「庭園もございます、案内いたしますね」
「わかりました」
庭園は池があり、鯉が泳いでいた。周辺には園路が巡り、つばきは何て落ち着く空間だろうかと感嘆の息を漏らしていた。
石灯篭や鹿威しもありつい立ち尽くしてしまう。
「あとでつばきさんのお部屋もご案内いたしますが、少しこちらでゆっくりなさってください」
「え、でも…―」
「あと、お着替えもした方がよろしいかと思いますので、お部屋の案内の際にそれも説明します」
そう言ってみこはどこかへ行ってしまう。

一人取り残されたつばきはボーっとしながら縁側に座った。
大きな柱に頭をこてんとつけ、眩しい日差しを浴びながらこれが夢なのではないかと思っていた。

うつらうつらとしていると、背後から気配がした。
みこかと思い、ゆっくり振り返るとそこには何故か京がいた。

「あっ…、も、申し訳ありません!」

すぐに立ち上がろうと膝を立てると、バランスを崩してしまった。
が、京がつばきの体を支えていたおかげで倒れずに済む。
つばきはすっぽりとスーツ姿の京の胸の中にいた。まるで、“あの日”のように。

「…あの、離していただけると…助かるのですが」
「今倒れそうになったお前を助けたというのに離してもらった方が助かるというのは傷つくのだが」
「違います。そのような意味ではなく…」

口籠りながらつばきは必死に胸の鼓動を抑えようとしていた。まずは色々と感謝を伝えねばならないのに、京の胸の中にいると何も考えられなくなっていた。
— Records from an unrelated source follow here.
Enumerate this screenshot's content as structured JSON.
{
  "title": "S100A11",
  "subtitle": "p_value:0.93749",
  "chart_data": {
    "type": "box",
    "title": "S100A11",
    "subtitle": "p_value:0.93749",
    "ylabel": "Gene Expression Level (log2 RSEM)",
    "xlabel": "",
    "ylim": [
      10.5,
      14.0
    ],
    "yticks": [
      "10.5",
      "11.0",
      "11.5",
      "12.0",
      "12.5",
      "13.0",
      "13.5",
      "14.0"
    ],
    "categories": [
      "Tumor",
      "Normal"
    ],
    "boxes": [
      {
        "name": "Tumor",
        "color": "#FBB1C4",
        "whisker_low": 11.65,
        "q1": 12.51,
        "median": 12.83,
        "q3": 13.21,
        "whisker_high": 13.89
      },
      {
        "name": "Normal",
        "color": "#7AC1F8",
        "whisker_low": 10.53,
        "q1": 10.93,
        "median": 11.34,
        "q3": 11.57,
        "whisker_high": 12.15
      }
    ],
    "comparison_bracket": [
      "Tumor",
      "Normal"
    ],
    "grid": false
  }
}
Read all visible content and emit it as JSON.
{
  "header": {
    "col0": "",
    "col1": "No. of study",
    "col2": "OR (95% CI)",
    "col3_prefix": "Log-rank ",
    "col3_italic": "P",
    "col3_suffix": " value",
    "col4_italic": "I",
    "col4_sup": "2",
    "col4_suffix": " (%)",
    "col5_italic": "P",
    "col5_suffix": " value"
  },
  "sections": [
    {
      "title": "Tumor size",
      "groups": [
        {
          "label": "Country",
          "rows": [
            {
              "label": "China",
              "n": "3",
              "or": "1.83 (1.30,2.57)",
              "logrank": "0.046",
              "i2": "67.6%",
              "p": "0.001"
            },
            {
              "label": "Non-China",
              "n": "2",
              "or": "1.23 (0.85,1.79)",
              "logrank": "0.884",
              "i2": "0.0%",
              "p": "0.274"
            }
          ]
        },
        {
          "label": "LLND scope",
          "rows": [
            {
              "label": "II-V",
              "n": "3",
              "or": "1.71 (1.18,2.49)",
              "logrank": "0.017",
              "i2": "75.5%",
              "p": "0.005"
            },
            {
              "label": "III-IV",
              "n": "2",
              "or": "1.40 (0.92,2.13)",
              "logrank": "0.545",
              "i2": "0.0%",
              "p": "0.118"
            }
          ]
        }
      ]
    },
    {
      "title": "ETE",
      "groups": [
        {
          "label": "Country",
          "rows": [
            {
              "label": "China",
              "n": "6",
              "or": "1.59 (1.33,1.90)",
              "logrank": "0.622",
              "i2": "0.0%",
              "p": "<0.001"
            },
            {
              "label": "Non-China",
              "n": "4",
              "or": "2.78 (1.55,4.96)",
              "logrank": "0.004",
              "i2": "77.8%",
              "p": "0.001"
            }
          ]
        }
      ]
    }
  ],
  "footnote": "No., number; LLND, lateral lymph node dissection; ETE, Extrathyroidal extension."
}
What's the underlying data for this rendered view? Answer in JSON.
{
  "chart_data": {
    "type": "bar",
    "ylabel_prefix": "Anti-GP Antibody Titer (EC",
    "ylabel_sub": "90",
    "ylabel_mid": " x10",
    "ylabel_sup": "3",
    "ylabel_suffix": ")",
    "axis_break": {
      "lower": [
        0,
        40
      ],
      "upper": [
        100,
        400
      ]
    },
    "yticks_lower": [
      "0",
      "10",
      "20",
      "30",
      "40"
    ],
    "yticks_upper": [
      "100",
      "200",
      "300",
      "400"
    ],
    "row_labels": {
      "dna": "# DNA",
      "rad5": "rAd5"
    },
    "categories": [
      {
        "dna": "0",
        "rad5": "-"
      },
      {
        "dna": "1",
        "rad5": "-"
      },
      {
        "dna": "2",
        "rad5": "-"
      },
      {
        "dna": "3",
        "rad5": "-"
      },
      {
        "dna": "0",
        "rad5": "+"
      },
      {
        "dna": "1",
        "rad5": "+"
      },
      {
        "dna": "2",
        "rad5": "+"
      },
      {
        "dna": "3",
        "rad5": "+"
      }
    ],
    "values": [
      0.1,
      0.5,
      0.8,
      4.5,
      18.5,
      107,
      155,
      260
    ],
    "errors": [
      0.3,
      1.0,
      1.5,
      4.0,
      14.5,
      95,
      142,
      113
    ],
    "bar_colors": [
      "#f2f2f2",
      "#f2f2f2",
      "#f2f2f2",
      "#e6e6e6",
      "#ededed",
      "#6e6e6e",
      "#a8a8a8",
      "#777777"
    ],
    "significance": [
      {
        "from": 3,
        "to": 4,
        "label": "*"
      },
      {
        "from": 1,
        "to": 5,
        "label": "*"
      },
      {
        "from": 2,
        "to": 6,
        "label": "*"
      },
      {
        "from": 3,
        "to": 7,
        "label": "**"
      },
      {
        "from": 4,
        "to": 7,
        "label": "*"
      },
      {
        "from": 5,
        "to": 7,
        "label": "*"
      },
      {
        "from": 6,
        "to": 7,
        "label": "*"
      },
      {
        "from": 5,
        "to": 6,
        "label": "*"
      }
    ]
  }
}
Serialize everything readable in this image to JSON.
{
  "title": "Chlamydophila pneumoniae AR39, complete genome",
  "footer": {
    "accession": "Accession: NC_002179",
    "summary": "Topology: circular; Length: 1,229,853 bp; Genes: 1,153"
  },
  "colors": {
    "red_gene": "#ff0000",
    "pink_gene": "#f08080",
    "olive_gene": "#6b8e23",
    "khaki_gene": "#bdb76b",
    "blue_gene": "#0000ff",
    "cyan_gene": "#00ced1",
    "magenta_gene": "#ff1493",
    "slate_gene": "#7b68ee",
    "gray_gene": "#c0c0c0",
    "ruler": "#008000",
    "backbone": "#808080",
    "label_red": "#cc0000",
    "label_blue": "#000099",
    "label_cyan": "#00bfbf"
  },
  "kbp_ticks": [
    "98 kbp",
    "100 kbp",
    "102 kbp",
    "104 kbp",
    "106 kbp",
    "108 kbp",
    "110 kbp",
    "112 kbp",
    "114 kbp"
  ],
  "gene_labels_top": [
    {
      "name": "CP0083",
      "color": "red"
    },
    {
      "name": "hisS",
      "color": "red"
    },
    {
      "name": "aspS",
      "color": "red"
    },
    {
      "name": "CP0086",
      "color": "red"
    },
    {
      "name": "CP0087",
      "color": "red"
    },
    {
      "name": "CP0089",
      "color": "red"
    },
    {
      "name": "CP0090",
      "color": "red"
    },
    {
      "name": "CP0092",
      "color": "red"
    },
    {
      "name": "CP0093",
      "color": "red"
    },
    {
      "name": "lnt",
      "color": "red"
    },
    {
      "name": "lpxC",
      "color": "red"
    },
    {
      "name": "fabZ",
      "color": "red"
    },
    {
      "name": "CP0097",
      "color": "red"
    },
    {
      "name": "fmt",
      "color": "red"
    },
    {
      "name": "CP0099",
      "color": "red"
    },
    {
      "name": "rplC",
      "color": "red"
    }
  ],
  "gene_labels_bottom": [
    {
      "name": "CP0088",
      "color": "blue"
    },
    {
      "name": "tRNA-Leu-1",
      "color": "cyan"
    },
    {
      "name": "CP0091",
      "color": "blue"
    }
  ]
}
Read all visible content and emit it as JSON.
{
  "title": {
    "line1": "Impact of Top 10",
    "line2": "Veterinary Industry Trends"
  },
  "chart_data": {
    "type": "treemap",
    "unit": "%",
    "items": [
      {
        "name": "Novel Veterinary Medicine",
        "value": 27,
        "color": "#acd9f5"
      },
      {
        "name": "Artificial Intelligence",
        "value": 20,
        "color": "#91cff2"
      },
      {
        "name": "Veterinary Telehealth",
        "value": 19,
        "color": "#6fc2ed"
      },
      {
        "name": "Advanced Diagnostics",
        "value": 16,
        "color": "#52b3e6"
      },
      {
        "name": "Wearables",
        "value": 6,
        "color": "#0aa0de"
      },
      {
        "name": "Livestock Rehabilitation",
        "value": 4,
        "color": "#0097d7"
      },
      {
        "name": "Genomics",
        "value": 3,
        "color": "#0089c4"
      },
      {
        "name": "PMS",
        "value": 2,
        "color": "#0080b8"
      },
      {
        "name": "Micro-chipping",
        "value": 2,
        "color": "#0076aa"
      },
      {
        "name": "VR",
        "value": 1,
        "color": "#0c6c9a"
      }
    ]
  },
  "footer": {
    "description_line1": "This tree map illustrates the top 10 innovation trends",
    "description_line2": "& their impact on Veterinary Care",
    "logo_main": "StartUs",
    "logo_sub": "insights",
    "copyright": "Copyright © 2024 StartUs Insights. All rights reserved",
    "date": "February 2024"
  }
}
「今日は早めに帰宅してきた。後でまた家を出るかもしれないが」
「そう…ですか」
「つばきが逃げていないか心配だった」
「…」

(やっぱり逃げようとしていたことはバレバレだったのね…)

ようやくつばきを離すと、京はつばきに着替えるように言った。

「明日には他にも着るものを用意できるはずだ」
「いえ、いりません。だって私は…」

京が先に立ち上がった。つばきに手をさし出し、自分のそれを重ねた。
見上げるほどに高い身長の京はつばきの瞳を覗き込む。

「遠慮はいらない。あぁ、そうだ。先に言っておこう。今日の夜、寝室に来い」
「え…―」

つばきは瞬きを繰り返した後、わかりましたと静かに答えた。
(そうだった、私がこの人に買われたのは“夜伽”という役目のためだった。女中の仕事を手伝わせてもらえないのは“必要”がないからだわ)
買われた以上、つばきに拒否権はない。
もちろん男性と経験などない。通常は男を悦ばせる仕事だ。
それが自分につとまるのか不安になった。
それに…―。

「そんなに泣きそうな顔をするな。別に嫌がることはしない」

つばきははっとして自分の頬を両手で包んだ。
そして首を横に振った。

「嫌がってなどおりません。私は…買われた身です」
「ふぅん、そうか。分かった。それじゃあ、お前の部屋を案内しようか」
つばきは頷き、京に続くようにして足を進めた。